Bölüm 17: "Burada uyur musun?"

362 75 11
                                    

"Kağan..."

Kapıya kulağımı dayayıp içeriyi dinlemeye başladığımda içeriden gerçekten hiç ses gelmiyordu.

En son onu mutfakta bırakıp odama gitmiştim ama döndüğümde mutfakta bulamamıştım, odasının kapısıda kilitliydi!

"Kağan delirtme beni! Açarmısın kapıyı artık!" kapının kolunu sertçe indirirken hafiften şiddeti çoğalan yumruğumu kapıyla buluşturdum. "Hey! Bak çorbayıda içtin, zehirlenmiş olma?"

Aklıma gelen senaryolarla sesimdeki telaş artarken, dramatik sahne arayan aptal gözlerim sulanmaya başlamıştı.

Kapıya bir kez daha yapıştırdım. "Kağ- Ah!"

Kapıya o kadar yaslanmıştım ki, kapıyı açmasıyla üzerine doğru yalpalamam saniyeleri aldı. Göğsüne sertçe çarpıp pinpon topu gibi geri sektiğimde kaşlarını çarptı. "Ne oluyor, iyiki tuvalete girelim dedik." gürlediğinde gözlerimi odanın dört bir yanında dolandırarak ortamı süzdüm. Etrafta tehlikli aletler falan gözükmüyordu, aferim.

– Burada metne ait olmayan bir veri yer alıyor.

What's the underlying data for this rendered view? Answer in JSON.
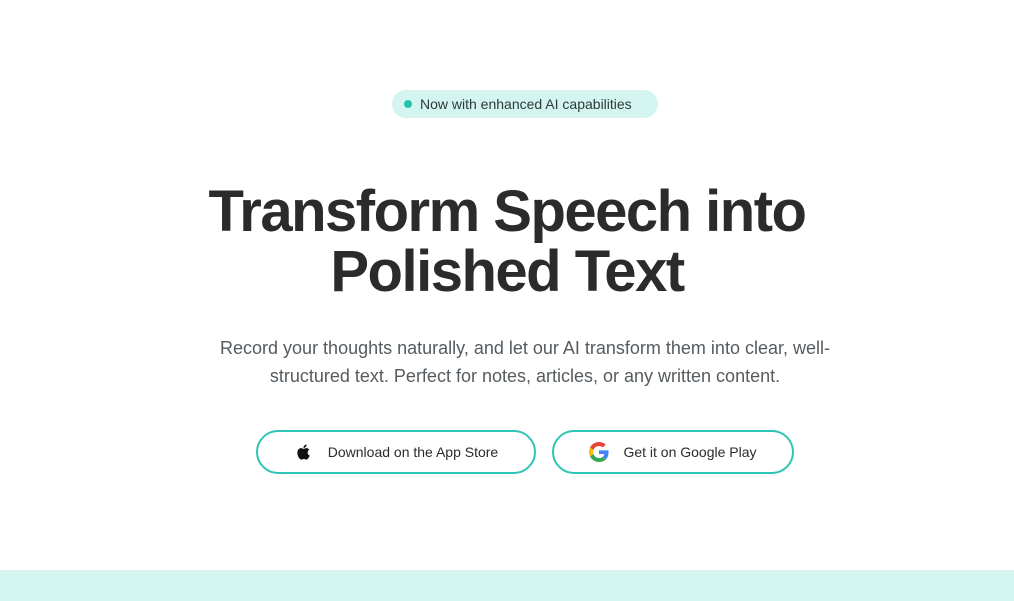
{
  "badge": {
    "text": "Now with enhanced AI capabilities"
  },
  "hero": {
    "title_line1": "Transform Speech into",
    "title_line2": "Polished Text",
    "subtitle": "Record your thoughts naturally, and let our AI transform them into clear, well-structured text. Perfect for notes, articles, or any written content."
  },
  "buttons": {
    "app_store": {
      "label": "Download on the App Store",
      "icon": "apple-icon"
    },
    "google_play": {
      "label": "Get it on Google Play",
      "icon": "google-icon"
    }
  },
  "colors": {
    "accent": "#2ec5b6",
    "badge_bg": "#d3f4ef",
    "badge_dot": "#22c3ae",
    "text_dark": "#2b2b2b",
    "text_muted": "#555b5f"
  }
}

Gözlerimi tekrar yorgun ve altları çökmüş gözlerine çıkardım. "Niye kapıyı kilitliyorsun o zaman! Kendini kesiyorsun sandım."

Gözlerini bir müddet kısıp yüzümü inceledi ve dudağını büzerek arkasını döndü. "Psikopat mısın acaba? Niye kendimi keseyim ben, manyak mıyım." yatağına yürürken omuzlarını düşürmüştü. Seri olmayan adımlarla yatağına girdiğinde öksürerek konuştu. "Çıksana artık, iyiyim işte."

Dudağımı ısırarak ona yürümeye başladım. Yatağın yanında durup elimin tersini alnına uzattım ve elimde hissettiğim sıcaklıkla gözlerim pörtledi. "Kağan ateşinde var senin! Doktora gidelim mi."

"Gerek yok."

"Nasıl yok, yanıyorsun bildiğin."

"Gerek yok dedim Nehir. Uyursam geçer."

Alnında duran elimi sertçe itip ondan uzaklaşmasını sağladığında elimi diğer elimle sıktım. Yatakta hareketlenip başını yastığa koydu.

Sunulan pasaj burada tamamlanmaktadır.